Саша всмотрелся в смеющееся со вздернутым носиком мальчишеское лицо и никак не мог его представить девичьим. Гибкая тоненькая фигурка восхищала, но не убеждала.
— Моя мама — дочь врача из рода священников. Она очень ждала мальчика, а тут я… Стали думать, какое имя дать. Папа — немец, хотел мне дать северное имя Ингрид, но мама нашла в дедушкиной «книжке имен» три мужских имени: Инна, Имма и Римма. Теперь их девочкам дают. Вот мне и дали. Почему вы не показываетесь в клубе? Мы стараемся представить там что-нибудь интересное. И танцуем. А танцевать всегда интересно. Мне семнадцать лет. А вам сколько?
— Двадцать два. Заканчиваю Томский технологический институт. Буду здесь работать.
— Ой, как хорошо! Папу все время переводят. Надеюсь, здесь мы задержимся. Вы не против?
— Мне ли быть против наркомовских решений? До высот таких не добраться. Происхождение не позволяет.
— Как и мне. Частично — духовного звания, частично — немецкого. Хотя и русская.
— А вы немецкий язык знаете?
— Как и русский. А вы?
— Слабо. И, несмотря на это, меня все-таки поставили монтировать присланный из Германии подъемный кран. Надписи немецкие и всякие замысловатые инструкции никто прочесть не мог.
— А папа?
— До директора — высоко, до Шефера — далеко.
— А вы забавный! И как же ваш кран?
— Смонтирован. Он самоходный, паровая машинка своя. И паровой котелок. Потому и технический инспектор здесь. Без его разрешения работать на кране нельзя.
— Так это вы Вакара вызвали? Он у нас остановился. И на рояле он играл.
— Теперь мне вдвойне страшно.
— Почему?
— Я тоже немного играю на рояле. Но, услышав Вакара, его волшебником себе представляю.
— И зря. Он милый и приятный человек.
— Технический инспектор на работе всегда зверем становится.
— Очень интересно! И на кран, и на «зверя» посмотреть. Мне можно попасть туда, на ваши испытания?

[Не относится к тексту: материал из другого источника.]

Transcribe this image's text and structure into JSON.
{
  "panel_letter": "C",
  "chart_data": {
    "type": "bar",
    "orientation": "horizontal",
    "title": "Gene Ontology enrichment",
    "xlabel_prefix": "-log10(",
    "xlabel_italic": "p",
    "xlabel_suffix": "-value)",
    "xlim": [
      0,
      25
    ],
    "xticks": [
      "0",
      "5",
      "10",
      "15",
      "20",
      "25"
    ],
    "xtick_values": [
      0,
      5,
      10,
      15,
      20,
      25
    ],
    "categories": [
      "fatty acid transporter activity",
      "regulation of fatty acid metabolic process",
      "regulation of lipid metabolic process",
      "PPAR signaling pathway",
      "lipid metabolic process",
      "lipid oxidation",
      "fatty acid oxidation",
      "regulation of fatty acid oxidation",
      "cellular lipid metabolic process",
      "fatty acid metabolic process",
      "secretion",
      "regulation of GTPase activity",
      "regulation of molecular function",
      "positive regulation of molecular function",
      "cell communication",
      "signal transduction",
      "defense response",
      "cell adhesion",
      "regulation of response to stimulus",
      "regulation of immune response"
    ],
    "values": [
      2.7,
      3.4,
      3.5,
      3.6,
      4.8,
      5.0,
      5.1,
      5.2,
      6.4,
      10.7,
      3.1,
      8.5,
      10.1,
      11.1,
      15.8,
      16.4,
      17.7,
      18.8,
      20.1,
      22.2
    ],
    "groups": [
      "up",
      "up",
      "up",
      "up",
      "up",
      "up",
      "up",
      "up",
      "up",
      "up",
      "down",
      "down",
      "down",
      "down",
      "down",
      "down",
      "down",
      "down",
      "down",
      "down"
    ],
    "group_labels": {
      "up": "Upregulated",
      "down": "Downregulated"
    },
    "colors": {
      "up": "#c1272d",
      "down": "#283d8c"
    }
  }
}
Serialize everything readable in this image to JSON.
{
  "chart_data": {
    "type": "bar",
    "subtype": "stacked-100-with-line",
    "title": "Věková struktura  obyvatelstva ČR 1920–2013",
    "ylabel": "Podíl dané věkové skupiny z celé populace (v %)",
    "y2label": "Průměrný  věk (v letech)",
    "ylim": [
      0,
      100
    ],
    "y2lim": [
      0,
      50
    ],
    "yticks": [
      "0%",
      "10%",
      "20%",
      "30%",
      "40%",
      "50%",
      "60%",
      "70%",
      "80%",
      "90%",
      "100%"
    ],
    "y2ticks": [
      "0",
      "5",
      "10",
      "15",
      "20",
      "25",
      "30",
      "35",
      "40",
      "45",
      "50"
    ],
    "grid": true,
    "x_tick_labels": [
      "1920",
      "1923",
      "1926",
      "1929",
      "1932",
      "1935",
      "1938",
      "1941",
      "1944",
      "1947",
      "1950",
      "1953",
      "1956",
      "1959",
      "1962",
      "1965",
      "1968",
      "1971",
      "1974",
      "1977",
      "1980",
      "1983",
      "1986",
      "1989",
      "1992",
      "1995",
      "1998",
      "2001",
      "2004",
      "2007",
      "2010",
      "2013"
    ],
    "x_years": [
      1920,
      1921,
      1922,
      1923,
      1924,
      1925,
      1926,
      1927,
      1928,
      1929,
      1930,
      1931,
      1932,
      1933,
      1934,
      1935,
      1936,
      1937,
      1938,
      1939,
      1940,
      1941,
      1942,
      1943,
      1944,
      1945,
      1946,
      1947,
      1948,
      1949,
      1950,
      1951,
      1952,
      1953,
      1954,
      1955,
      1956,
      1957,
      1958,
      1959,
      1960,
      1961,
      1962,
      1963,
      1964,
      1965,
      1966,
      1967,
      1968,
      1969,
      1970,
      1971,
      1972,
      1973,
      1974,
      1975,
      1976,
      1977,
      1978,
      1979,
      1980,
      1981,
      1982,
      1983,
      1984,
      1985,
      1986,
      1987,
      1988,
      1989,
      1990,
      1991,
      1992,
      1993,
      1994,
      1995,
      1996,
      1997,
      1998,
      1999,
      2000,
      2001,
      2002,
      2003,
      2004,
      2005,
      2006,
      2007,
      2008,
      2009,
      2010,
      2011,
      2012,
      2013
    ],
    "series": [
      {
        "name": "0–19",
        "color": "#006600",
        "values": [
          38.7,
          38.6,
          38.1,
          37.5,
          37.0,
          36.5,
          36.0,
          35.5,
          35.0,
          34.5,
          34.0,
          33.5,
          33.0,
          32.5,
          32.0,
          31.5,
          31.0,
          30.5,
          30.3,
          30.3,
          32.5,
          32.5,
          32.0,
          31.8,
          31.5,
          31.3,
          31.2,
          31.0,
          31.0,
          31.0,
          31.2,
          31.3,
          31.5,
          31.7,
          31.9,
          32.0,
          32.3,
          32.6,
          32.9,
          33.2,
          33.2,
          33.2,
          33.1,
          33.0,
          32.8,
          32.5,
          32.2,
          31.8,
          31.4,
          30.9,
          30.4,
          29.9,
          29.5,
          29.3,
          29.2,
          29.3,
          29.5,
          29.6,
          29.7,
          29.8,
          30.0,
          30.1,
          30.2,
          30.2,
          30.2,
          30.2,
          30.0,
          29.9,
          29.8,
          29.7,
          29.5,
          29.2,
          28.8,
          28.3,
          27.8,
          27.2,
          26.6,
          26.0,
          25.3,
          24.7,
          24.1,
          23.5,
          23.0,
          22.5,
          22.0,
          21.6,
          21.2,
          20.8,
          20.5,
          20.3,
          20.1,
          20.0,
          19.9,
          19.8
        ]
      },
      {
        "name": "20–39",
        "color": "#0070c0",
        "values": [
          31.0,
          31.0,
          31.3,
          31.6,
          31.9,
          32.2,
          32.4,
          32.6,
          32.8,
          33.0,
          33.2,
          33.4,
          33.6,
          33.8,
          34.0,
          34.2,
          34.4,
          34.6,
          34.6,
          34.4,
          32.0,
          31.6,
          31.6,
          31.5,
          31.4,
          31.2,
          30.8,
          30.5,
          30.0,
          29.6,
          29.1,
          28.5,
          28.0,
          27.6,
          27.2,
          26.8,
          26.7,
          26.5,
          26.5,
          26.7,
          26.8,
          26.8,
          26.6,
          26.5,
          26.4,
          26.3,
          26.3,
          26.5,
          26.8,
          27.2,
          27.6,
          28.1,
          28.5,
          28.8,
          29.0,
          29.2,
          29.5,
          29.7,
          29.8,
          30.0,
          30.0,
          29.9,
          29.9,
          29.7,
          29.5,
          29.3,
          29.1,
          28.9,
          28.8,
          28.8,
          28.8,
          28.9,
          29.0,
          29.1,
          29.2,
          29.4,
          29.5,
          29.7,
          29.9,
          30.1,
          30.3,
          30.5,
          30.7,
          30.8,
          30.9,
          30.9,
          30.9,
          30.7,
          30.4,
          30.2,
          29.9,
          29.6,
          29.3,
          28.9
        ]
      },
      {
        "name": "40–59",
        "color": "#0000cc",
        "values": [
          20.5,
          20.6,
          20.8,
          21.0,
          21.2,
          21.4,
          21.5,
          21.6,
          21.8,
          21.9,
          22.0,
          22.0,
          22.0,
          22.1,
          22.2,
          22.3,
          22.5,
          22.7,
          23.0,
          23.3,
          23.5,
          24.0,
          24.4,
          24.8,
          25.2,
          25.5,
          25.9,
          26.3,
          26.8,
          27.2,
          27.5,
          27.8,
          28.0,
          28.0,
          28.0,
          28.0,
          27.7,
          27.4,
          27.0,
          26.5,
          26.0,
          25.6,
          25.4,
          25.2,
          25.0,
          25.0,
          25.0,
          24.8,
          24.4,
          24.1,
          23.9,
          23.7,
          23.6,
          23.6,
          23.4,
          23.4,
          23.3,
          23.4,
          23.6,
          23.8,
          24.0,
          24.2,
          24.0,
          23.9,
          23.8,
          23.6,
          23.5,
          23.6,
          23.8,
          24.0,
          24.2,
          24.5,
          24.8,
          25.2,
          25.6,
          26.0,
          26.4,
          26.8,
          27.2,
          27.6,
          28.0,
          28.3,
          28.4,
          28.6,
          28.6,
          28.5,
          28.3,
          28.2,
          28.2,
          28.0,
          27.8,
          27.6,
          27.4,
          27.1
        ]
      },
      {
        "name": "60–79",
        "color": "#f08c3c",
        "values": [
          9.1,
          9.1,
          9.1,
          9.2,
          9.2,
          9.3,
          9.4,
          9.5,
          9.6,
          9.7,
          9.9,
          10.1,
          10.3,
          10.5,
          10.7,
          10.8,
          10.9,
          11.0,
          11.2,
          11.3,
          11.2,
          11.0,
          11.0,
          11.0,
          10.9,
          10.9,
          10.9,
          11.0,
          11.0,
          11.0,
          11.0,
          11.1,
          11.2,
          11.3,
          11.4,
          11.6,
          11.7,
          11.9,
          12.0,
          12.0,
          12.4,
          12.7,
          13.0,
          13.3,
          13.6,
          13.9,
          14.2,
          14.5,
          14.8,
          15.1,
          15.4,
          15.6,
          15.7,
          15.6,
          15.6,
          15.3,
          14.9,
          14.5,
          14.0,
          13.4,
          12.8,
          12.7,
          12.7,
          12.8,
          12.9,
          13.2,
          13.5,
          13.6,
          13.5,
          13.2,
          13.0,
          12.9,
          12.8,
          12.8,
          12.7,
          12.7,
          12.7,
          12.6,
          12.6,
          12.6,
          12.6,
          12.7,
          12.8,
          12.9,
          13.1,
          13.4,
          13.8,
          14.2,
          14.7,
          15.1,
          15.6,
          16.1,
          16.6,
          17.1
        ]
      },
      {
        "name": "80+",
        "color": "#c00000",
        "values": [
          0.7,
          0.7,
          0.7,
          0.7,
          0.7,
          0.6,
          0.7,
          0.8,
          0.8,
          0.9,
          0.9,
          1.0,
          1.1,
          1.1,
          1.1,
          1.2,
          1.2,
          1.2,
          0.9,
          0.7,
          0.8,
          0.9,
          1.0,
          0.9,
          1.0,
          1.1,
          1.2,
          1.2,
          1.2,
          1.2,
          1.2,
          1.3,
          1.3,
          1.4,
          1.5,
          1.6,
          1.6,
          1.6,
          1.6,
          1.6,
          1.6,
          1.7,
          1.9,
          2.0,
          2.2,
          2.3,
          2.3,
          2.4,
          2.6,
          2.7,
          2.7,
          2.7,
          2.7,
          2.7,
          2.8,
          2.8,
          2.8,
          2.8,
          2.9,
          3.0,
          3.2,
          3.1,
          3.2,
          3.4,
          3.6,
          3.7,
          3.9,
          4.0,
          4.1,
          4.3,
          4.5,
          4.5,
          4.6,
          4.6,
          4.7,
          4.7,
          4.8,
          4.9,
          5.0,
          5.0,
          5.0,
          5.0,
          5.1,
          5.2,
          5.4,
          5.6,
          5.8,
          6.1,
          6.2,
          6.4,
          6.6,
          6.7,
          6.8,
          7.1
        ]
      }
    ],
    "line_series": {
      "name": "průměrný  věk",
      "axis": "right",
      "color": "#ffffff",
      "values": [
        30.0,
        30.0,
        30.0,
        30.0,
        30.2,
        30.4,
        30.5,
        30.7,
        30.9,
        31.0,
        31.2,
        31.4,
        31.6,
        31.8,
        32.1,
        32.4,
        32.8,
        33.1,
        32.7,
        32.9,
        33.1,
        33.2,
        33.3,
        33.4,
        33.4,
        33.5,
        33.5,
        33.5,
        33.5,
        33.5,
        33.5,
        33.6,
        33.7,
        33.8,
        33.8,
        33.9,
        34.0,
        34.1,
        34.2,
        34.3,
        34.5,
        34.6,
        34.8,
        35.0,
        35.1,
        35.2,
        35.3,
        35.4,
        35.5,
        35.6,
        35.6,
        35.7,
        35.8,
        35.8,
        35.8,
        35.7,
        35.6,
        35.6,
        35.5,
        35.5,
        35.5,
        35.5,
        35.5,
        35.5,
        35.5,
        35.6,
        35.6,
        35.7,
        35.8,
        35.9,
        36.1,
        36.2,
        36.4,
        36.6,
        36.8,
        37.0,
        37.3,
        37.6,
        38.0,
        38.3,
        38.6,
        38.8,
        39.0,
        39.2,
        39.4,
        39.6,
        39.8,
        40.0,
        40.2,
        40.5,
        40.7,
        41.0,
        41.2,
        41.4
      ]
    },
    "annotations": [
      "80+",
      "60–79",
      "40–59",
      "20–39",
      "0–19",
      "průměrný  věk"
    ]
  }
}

И прокатный цех посмотреть.
— Если ваш папа позволит.
— Я скажу, что вы об этом просите. Ладно?
— Я согласен. Но удобно ли вам на меня ссылаться?
— Мне все удобно! И «если женщина захочет, то настоит на своем!»
— Это уже из оперетты. Думаю, дело будет посерьезнее.
— Не бойтесь, я приношу удачу.
Мальчишки, сопровождавшие девушку, наперебой стали просить ее поговорить с отцом, чтобы и им можно было посмотреть испытания. Но девушка топнула ногой:
— Баста! Здесь не цирк! Меня проводили, спасибо! Теперь по домам! И вам, студент, тоже. Вы где живете?